La responsabilité du gouvernement Higgs

Les députés ont recommencé à siéger à l’Assemblée législative. Un retour qui était attendu et qui nous permet déjà d’en savoir plus sur les intentions du gouvernement et des espoirs des partis de l’opposition.

Ce n’était pas une rentrée législative comme les autres, mardi. Entre le premier ministre Blaine Higgs qui est entré à l’intérieur de l’édifice qui abrite la législature avec un masque qui lui couvrait une partie du visage et nombre de députés et de ministres qui ont siégé dans la galerie normalement réservée aux spectateurs, nous n’étions clairement pas dans une situation normale.

Les députés, autant ceux de l’opposition que ceux du gouvernement, ont tiré le meilleur de cette situation. Les questions étaient claires et la plupart des réponses l’étaient aussi.

Il y a bien eu quelques commentaires qui étaient plus partisans que véridiques, comme quand M. Higgs a accusé les libéraux de vouloir le convaincre de jeter de l’argent par les fenêtres. Mais en général, la Période des questions a été fort instructive.

Celle-ci a été fortement influencée par les succès de notre province à contenir la propagation de la pandémie. Pendant que le Québec n’en finit plus de compter ses morts dans ses CHSLD et que l’Ontario a découvert avec stupeur, grâce à un rapport des Forces armées canadiennes, à quel point certains de ses foyers sont dans un état lamentable, les députés néo-brunswickois ont surtout parlé de relance économique.

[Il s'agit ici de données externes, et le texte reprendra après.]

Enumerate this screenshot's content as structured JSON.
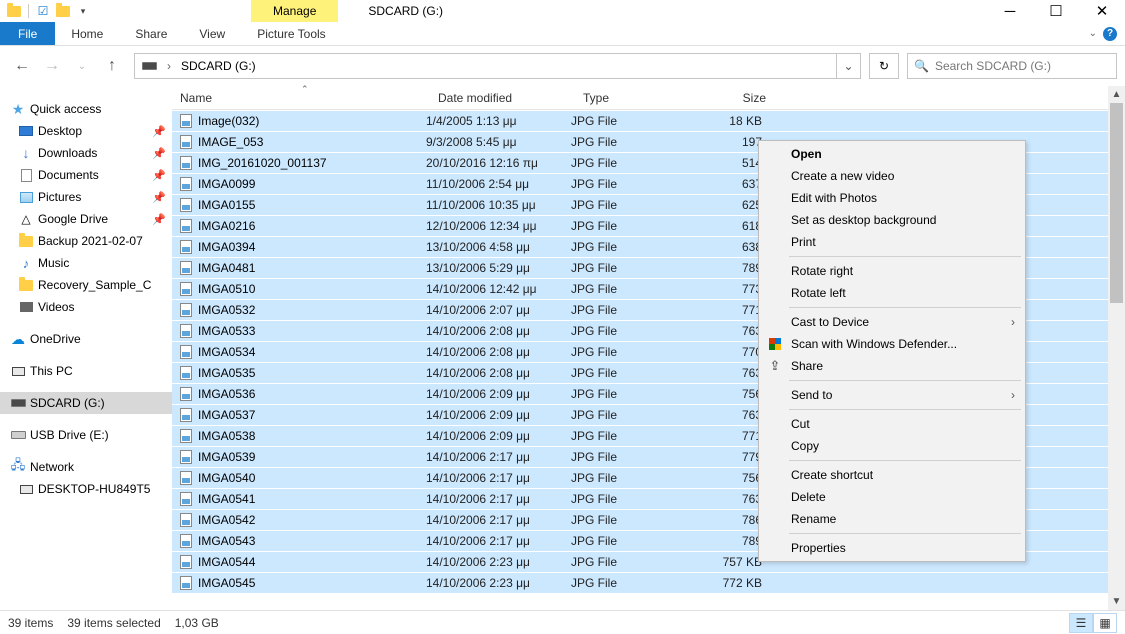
{
  "window": {
    "title": "SDCARD (G:)",
    "manage_tab": "Manage",
    "picture_tools": "Picture Tools"
  },
  "ribbon": {
    "file": "File",
    "home": "Home",
    "share": "Share",
    "view": "View"
  },
  "nav": {
    "breadcrumb": "SDCARD (G:)",
    "search_placeholder": "Search SDCARD (G:)"
  },
  "sidebar": {
    "quick_access": "Quick access",
    "desktop": "Desktop",
    "downloads": "Downloads",
    "documents": "Documents",
    "pictures": "Pictures",
    "google_drive": "Google Drive",
    "backup": "Backup 2021-02-07",
    "music": "Music",
    "recovery": "Recovery_Sample_C",
    "videos": "Videos",
    "onedrive": "OneDrive",
    "this_pc": "This PC",
    "sdcard": "SDCARD (G:)",
    "usb": "USB Drive (E:)",
    "network": "Network",
    "desktop_remote": "DESKTOP-HU849T5"
  },
  "columns": {
    "name": "Name",
    "date": "Date modified",
    "type": "Type",
    "size": "Size"
  },
  "files": [
    {
      "name": "Image(032)",
      "date": "1/4/2005 1:13 μμ",
      "type": "JPG File",
      "size": "18 KB"
    },
    {
      "name": "IMAGE_053",
      "date": "9/3/2008 5:45 μμ",
      "type": "JPG File",
      "size": "197"
    },
    {
      "name": "IMG_20161020_001137",
      "date": "20/10/2016 12:16 πμ",
      "type": "JPG File",
      "size": "514"
    },
    {
      "name": "IMGA0099",
      "date": "11/10/2006 2:54 μμ",
      "type": "JPG File",
      "size": "637"
    },
    {
      "name": "IMGA0155",
      "date": "11/10/2006 10:35 μμ",
      "type": "JPG File",
      "size": "625"
    },
    {
      "name": "IMGA0216",
      "date": "12/10/2006 12:34 μμ",
      "type": "JPG File",
      "size": "618"
    },
    {
      "name": "IMGA0394",
      "date": "13/10/2006 4:58 μμ",
      "type": "JPG File",
      "size": "638"
    },
    {
      "name": "IMGA0481",
      "date": "13/10/2006 5:29 μμ",
      "type": "JPG File",
      "size": "789"
    },
    {
      "name": "IMGA0510",
      "date": "14/10/2006 12:42 μμ",
      "type": "JPG File",
      "size": "773"
    },
    {
      "name": "IMGA0532",
      "date": "14/10/2006 2:07 μμ",
      "type": "JPG File",
      "size": "771"
    },
    {
      "name": "IMGA0533",
      "date": "14/10/2006 2:08 μμ",
      "type": "JPG File",
      "size": "763"
    },
    {
      "name": "IMGA0534",
      "date": "14/10/2006 2:08 μμ",
      "type": "JPG File",
      "size": "770"
    },
    {
      "name": "IMGA0535",
      "date": "14/10/2006 2:08 μμ",
      "type": "JPG File",
      "size": "763"
    },
    {
      "name": "IMGA0536",
      "date": "14/10/2006 2:09 μμ",
      "type": "JPG File",
      "size": "756"
    },
    {
      "name": "IMGA0537",
      "date": "14/10/2006 2:09 μμ",
      "type": "JPG File",
      "size": "763"
    },
    {
      "name": "IMGA0538",
      "date": "14/10/2006 2:09 μμ",
      "type": "JPG File",
      "size": "771"
    },
    {
      "name": "IMGA0539",
      "date": "14/10/2006 2:17 μμ",
      "type": "JPG File",
      "size": "779"
    },
    {
      "name": "IMGA0540",
      "date": "14/10/2006 2:17 μμ",
      "type": "JPG File",
      "size": "756"
    },
    {
      "name": "IMGA0541",
      "date": "14/10/2006 2:17 μμ",
      "type": "JPG File",
      "size": "763"
    },
    {
      "name": "IMGA0542",
      "date": "14/10/2006 2:17 μμ",
      "type": "JPG File",
      "size": "786"
    },
    {
      "name": "IMGA0543",
      "date": "14/10/2006 2:17 μμ",
      "type": "JPG File",
      "size": "789"
    },
    {
      "name": "IMGA0544",
      "date": "14/10/2006 2:23 μμ",
      "type": "JPG File",
      "size": "757 KB"
    },
    {
      "name": "IMGA0545",
      "date": "14/10/2006 2:23 μμ",
      "type": "JPG File",
      "size": "772 KB"
    }
  ],
  "context_menu": {
    "open": "Open",
    "create_video": "Create a new video",
    "edit_photos": "Edit with Photos",
    "set_bg": "Set as desktop background",
    "print": "Print",
    "rotate_right": "Rotate right",
    "rotate_left": "Rotate left",
    "cast": "Cast to Device",
    "defender": "Scan with Windows Defender...",
    "share": "Share",
    "send_to": "Send to",
    "cut": "Cut",
    "copy": "Copy",
    "shortcut": "Create shortcut",
    "delete": "Delete",
    "rename": "Rename",
    "properties": "Properties"
  },
  "status": {
    "count": "39 items",
    "selected": "39 items selected",
    "size": "1,03 GB"
  }
}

En écoutant discourir nos élus, on croirait par moment que la pandémie est chose du passé, que tout le monde est vacciné et que nous pouvons passer à autre chose, même si les derniers rebondissements dans le Resti­gouche nous démontrent le contraire.

Il faut dire aussi que le gouvernement progressiste-conservateur a pris soin d’éteindre quelques feux avant de revenir à l’Assemblée législative.

Il a conclu une entente avec le fédéral visant à offrir une prime salariale à plusieurs travailleurs essentiels. Il est revenu sur sa décision de bloquer l’accès aux travailleurs étrangers temporaires. Et surtout, il a enclenché une nouvelle phase de déconfinement, laquelle permet à la plupart des entreprises et organisations de rouvrir leurs portes et d’accueillir des clients.

Tout cela a eu pour effet d’enlever des munitions aux autres formations politiques.

Au final, la majeure partie de cette Période des questions a surtout mis en lumière le fait que le gouvernement Higgs priorise le retour à l’équilibre budgétaire sur tout le reste, y compris la relance de l’économie. Il n’a aucune intention d’injecter des fonds supplémentaires pour aider les entreprises à surmonter leurs difficultés financières causées par la COVID-19.

Blaine Higgs s’est même permis de dénoncer les milliards de dollars dépensés par le gouvernement du Canada. Or, ce sont ces programmes fédéraux qui permettent à des entreprises néo-brunswickoises de garder la tête hors de l’eau pendant cette crise.

Le Nouveau-Brunswick est la province la moins généreuse au pays. Si le gouvernement Higgs peut se permettre de prioriser la santé des finances publiques à celle de l’économie, c’est en raison de l’effort herculéen consenti par le gouvernement Trudeau.

Rien de tout cela ne devrait toutefois nous surprendre. Nous avons élu un gouvernement austère à Fredericton et interventionniste à Ottawa. Ils n’avaient rien caché de leurs intentions en campagne électorale et agissent aujourd’hui selon leurs convictions.

Cela dit, nous croyons que le gouvernement Higgs ne pourra complètement laisser tomber les entreprises.

À travers le Nouveau-Brunswick, nombre d’entre elles éprouvent des difficultés en raison des restrictions imposées afin de lutter contre la COVID-19. La fermeture des limites provinciales, par exemple, a pour effet que des milliers de Québécois ne viendront pas visiter les régions acadiennes, ce qui représente des millions de dollars en pertes de retombées économiques.

Ces décisions se justifient du point de vue de la santé publique. Il n’en reste pas moins qu’elles sont imposées par le gouvernement provincial et que celui-ci a donc une responsabilité à l’égard des entreprises touchées et de leurs employés.

Un gouvernement ne peut pas provoquer artificiellement une récession, même pour des raisons de santé publique, pour ensuite se laver les mains des conséquences.

Des travailleurs, des associations, des entreprises et des communautés souffriront longtemps des effets de cet arrêt forcé de l’économie. Le gouvernement Higgs devra passer par dessus son obsession des finances publiques et voler à leur secours. Même si cela signifie une augmentation temporaire du déficit du N.-B.